DPRD Samarinda Dorong Pemkot Maksimalkan Dana CSR untuk Biayai Pembangunan Kota

DIKSI.CO – DPRD Kota Samarinda meminta Pemerintah Kota memperluas sumber pembiayaan pembangunan. DPRD mendorong pemerintah menggandeng sektor swasta melalui program Corporate Social Responsibility (CSR).

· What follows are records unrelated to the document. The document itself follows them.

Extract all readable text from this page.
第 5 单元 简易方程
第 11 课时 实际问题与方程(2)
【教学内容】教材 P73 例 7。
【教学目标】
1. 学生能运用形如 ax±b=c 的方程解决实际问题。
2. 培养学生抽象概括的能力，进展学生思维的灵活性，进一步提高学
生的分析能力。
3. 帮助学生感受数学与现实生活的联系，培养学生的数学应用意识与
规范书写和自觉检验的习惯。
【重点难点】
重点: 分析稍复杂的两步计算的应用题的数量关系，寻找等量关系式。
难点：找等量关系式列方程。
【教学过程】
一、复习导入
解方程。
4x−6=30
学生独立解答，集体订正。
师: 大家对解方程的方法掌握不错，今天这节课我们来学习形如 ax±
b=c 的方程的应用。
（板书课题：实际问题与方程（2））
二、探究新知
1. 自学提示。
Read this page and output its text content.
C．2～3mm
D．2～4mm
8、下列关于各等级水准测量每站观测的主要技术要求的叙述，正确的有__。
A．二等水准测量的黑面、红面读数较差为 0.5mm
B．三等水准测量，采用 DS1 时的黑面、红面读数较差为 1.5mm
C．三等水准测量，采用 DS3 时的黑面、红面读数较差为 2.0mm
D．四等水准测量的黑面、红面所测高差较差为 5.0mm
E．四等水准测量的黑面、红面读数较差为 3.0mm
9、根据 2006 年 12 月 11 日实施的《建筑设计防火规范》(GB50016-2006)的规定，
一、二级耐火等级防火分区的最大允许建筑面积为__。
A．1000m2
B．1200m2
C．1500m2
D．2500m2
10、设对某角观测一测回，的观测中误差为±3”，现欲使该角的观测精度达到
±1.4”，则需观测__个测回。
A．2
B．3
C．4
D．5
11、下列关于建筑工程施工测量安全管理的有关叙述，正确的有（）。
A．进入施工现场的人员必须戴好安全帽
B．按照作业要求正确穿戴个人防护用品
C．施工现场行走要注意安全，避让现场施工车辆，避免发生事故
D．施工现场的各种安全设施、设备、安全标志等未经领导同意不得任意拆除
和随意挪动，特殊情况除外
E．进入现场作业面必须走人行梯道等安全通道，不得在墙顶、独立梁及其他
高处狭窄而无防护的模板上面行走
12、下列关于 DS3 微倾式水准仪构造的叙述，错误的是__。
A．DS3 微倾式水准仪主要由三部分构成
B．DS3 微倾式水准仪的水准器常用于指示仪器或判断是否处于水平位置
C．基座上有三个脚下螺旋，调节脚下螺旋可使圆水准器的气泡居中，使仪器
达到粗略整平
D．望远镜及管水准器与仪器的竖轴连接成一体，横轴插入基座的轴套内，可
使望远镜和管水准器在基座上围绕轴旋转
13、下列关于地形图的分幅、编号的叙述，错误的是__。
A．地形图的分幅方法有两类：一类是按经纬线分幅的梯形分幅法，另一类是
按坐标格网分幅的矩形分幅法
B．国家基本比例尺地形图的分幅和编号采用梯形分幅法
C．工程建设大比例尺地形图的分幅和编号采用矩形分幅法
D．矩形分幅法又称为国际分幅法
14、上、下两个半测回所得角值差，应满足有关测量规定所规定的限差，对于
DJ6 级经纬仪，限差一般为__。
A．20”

Langkah itu dapat mengurangi ketergantungan terhadap Anggaran Pendapatan dan Belanja Daerah (APBD).

Ketua Komisi II DPRD Kota Samarinda, Iswandi, mengatakan banyak perusahaan besar memperoleh keuntungan dari aktivitas ekonomi di Samarinda. Karena itu, perusahaan juga perlu mengambil peran lebih besar dalam mendukung pembangunan kota.

DPRD Pertanyakan Komitmen CSR Perusahaan di Samarinda

Iswandi mengaku sempat mempertanyakan kontribusi perusahaan saat DPRD menggelar pertemuan dengan sektor perbankan. Ia ingin mengetahui bentuk dukungan dunia usaha terhadap pembangunan di Samarinda.

“Saya bertanya kepada pihak perbankan mengenai program CSR mereka untuk Samarinda. Namun, saya belum melihat kontribusi yang nyata. Kondisi ini harus menjadi perhatian bersama,” ujarnya di Kantor PDIP Kaltim, Rabu (24/6/2026).

Menurut Iswandi, pemerintah tidak perlu membiayai seluruh proyek menggunakan APBD. Pemerintah dapat mengajak perusahaan mendukung program pembangunan melalui dana CSR.

“Kalau pemerintah membangun kerja sama yang baik dengan perusahaan, banyak program bisa berjalan tanpa menguras APBD. Cara seperti ini juga dapat mengurangi polemik di masyarakat,” katanya.

DPRD Minta Pemkot Perkuat Kemitraan dengan Dunia Usaha

Iswandi meminta Pemerintah Kota lebih aktif membangun komunikasi dengan pelaku usaha. Menurutnya, kolaborasi yang kuat akan membuka lebih banyak peluang pendanaan pembangunan.

Ia juga mengajak pemerintah belajar dari sejumlah daerah yang berhasil mempercepat pembangunan melalui kerja sama dengan sektor swasta. Daerah-daerah tersebut tidak hanya mengandalkan kemampuan fiskal pemerintah.

“Kita bisa mencontoh daerah yang berhasil membangun banyak terobosan karena mampu mengajak dunia usaha berkolaborasi. Samarinda juga memiliki peluang yang sama,” ujarnya.

Iswandi mengingatkan pemerintah harus membagi APBD untuk berbagai kebutuhan, seperti infrastruktur, pendidikan, kesehatan, pengentasan kemiskinan, dan penguatan ekonomi masyarakat. Karena itu, pemerintah perlu mencari sumber pendanaan lain.

Ia juga meminta pemerintah menyusun aturan yang jelas agar perusahaan dapat menyalurkan program CSR sesuai kebutuhan pembangunan kota.

“Pemerintah harus mengajak dunia usaha berperan aktif. Yang paling penting bukan besarnya anggaran CSR, melainkan manfaat yang masyarakat terima,” tegasnya.